Looking back over the year, record floods drowned Mozambique in February. Severe drought in Mongolia is finishing off the few livestock that survived a cruel winter and the drought before that. Crops are failing in the fourth year of drought gripping East Africa. Floods from unseasonal rain in Kazakhstan in May destroyed crops and livestock and left 3000 people homeless.

Closer to home, Victoria's four-year big dry has broken records and shows no sign of breaking. In the south-western corner of Western Australia, a 30 to 40 per cent drop in average rainfall has persisted for 20 years - so long there are fears it may be permanent.

On the face of it, there is no obvious link between all these regional, disparate natural disasters born of severe storms and unseasonal seasons.
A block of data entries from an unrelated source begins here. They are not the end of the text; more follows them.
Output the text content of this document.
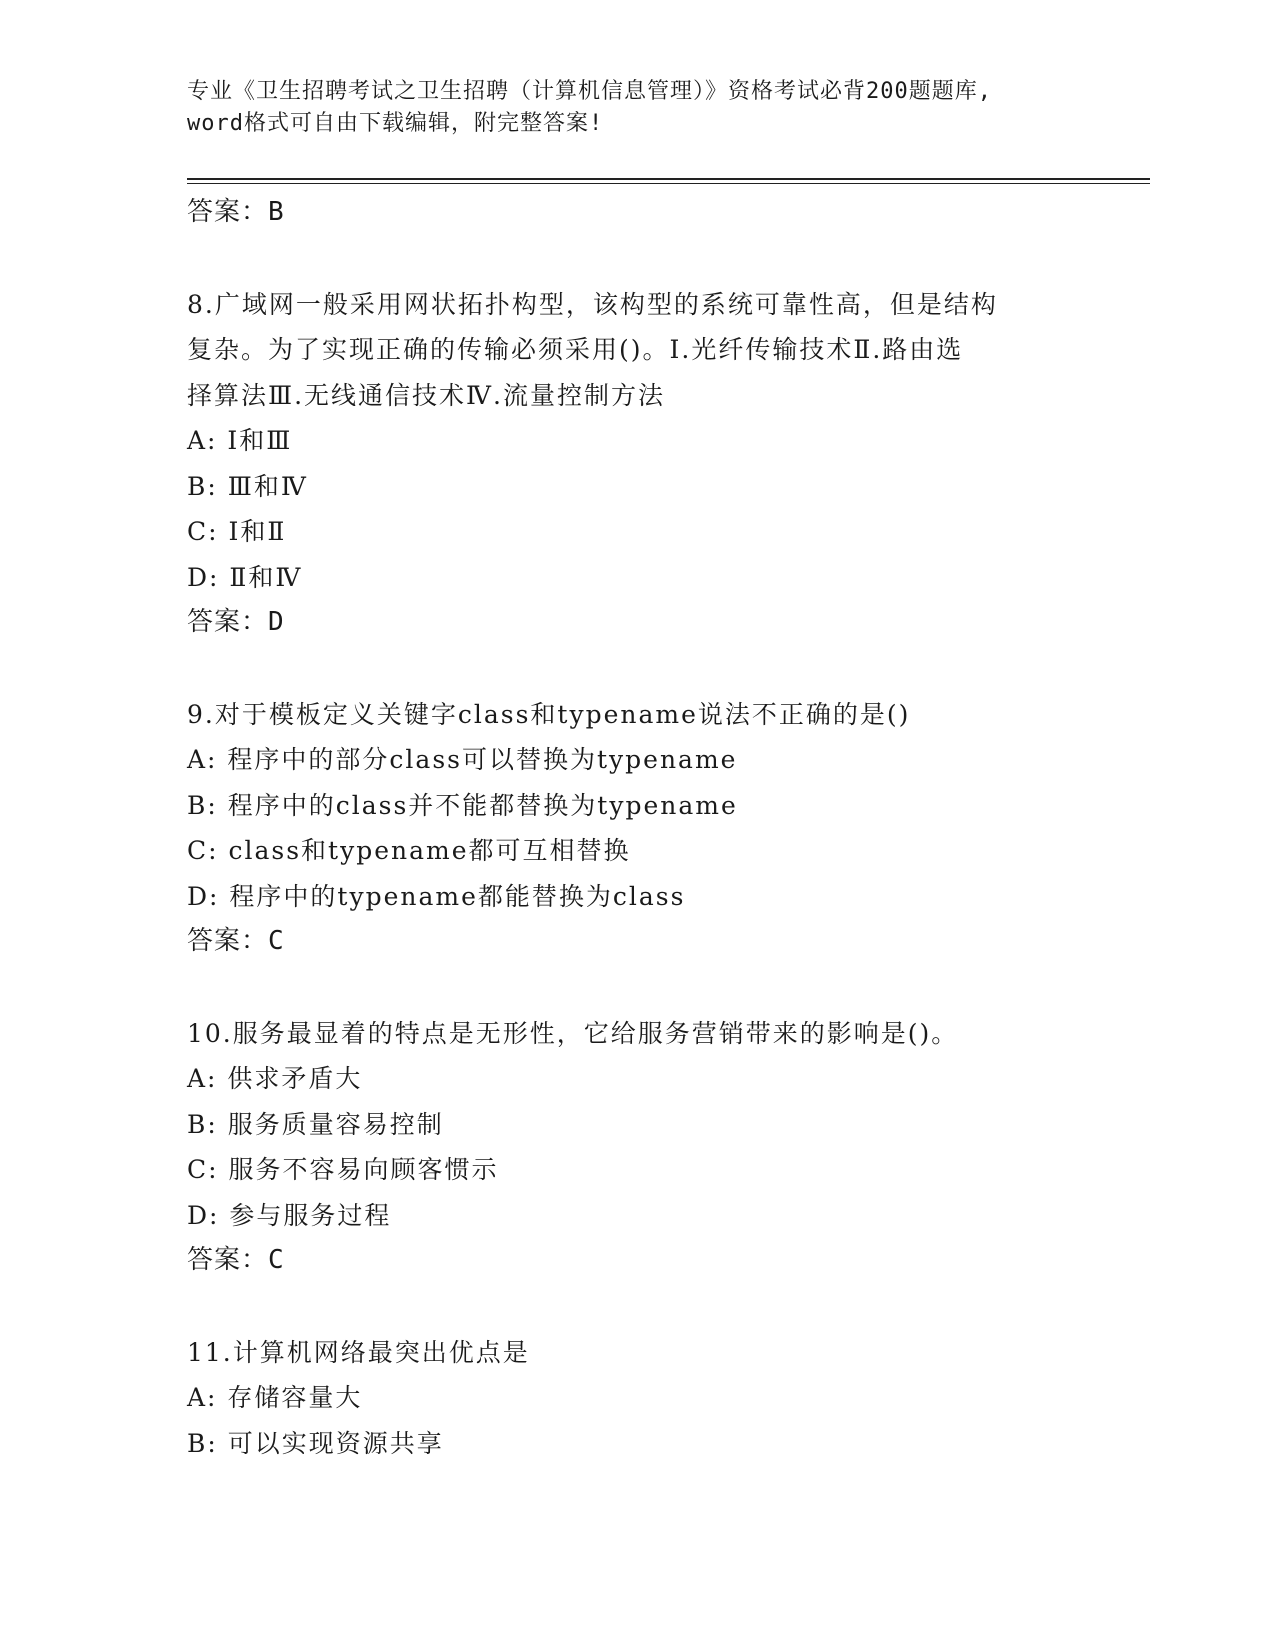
专业《卫生招聘考试之卫生招聘（计算机信息管理）》资格考试必背200题题库,
word格式可自由下载编辑，附完整答案!
答案：B
8.广域网一般采用网状拓扑构型，该构型的系统可靠性高，但是结构
复杂。为了实现正确的传输必须采用()。Ⅰ.光纤传输技术Ⅱ.路由选
择算法Ⅲ.无线通信技术Ⅳ.流量控制方法
A: Ⅰ和Ⅲ
B: Ⅲ和Ⅳ
C: Ⅰ和Ⅱ
D: Ⅱ和Ⅳ
答案：D
9.对于模板定义关键字class和typename说法不正确的是()
A: 程序中的部分class可以替换为typename
B: 程序中的class并不能都替换为typename
C: class和typename都可互相替换
D: 程序中的typename都能替换为class
答案：C
10.服务最显着的特点是无形性，它给服务营销带来的影响是()。
A: 供求矛盾大
B: 服务质量容易控制
C: 服务不容易向顾客惯示
D: 参与服务过程
答案：C
11.计算机网络最突出优点是
A: 存储容量大
B: 可以实现资源共享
But they are the latest incidents in an ominous, emerging global pattern of more frequent, more extreme weather events. Munich Re, the German insurance giant, keeps count: 755 natural disasters last year alone - well up from the previous record of 702 in 1998 and the long-term average of 600. Insured losses cost Munich Re $US22 billion, second only to 1992 when Hurricane Andrew alone cost it $US17 billion.

In its annual report on natural hazards, the company says there is no sign of abatement: ``If we compare the last 10 years of the 20th century with the 1960s, we will see that the number of great natural catastrophes increased by a factor of three, with economic losses - taking into account the effects of inflation - increasing by a factor of more than eight and insured losses by a factor of no less than 16.''

The question facing the international scientific community is whether this is the start of the predicted greenhouse effect in which rising carbon dioxide concentrations in the upper atmosphere lead to climate change and a higher probability of ``freak'' weather events.

Given the natural variability of weather, the chief of CSIRO atmospheric research, Graeme Pearman, said it was too early yet to say definitely whether climate change was under way. But ``I think maybe it is,'' he said.

``It might be a decade of variability that might go away, but it is the kind of pattern we might see in climate change, in that certain regions might be affected differently ... It is the kind of change we would anticipate.

'' Earth is almost one degree warmer than a century ago; scientists predict it will be two to three degrees warmer by 2100. Small variations drive big changes: the planet was only five degrees cooler during the last Ice Age when glaciers kilometres thick buried Europe and much of North America.

Since the end of the Ice Age 10,000 years ago, the global average has been stable at about 15 degrees with minor fluctuations either way of only half a degree at most. In this climate, human civilisation was born and flourished.

Anna Reynolds of Climate Action Network Australia said what is new today compared with past climate change is the speed of the warming and the existence of six billion people, their cities and agriculture. Much more is at stake: the Red Cross says the world already has 25 million ``environmental refugees'' driven from their homes and land by natural disasters and ecological degradation.

Dr Pearman said scientists began collecting climate data in 1985, saying it would take until 2000 to determine whether the rising greenhouse concentrations and apparent changes in climate were due to natural variability or human activity.

Their verdict will be presented in an Intergovernmental Panel on Climate Change report to the November round of the United Nations climate negotiations in The Hague. ``It is becoming such a big change that this is unlikely to be natural,'' Dr Pearman hinted. ``This is likely to be the greenhouse effect that people have been talking about for more than 100 years."

''Professor Hans-Joachim Schellnhuber, the director of the Potsdam Institute for Climate Impacts Research, was in no doubt when giving evidence to the Australian Senate inquiry into climate change earlier this year.

``First of all, it has got to be stated that global warming is under way now and there is a very high probability it is enhanced by human activities,'' he said. ``The effects will be irreversible. That means they will last for many centuries."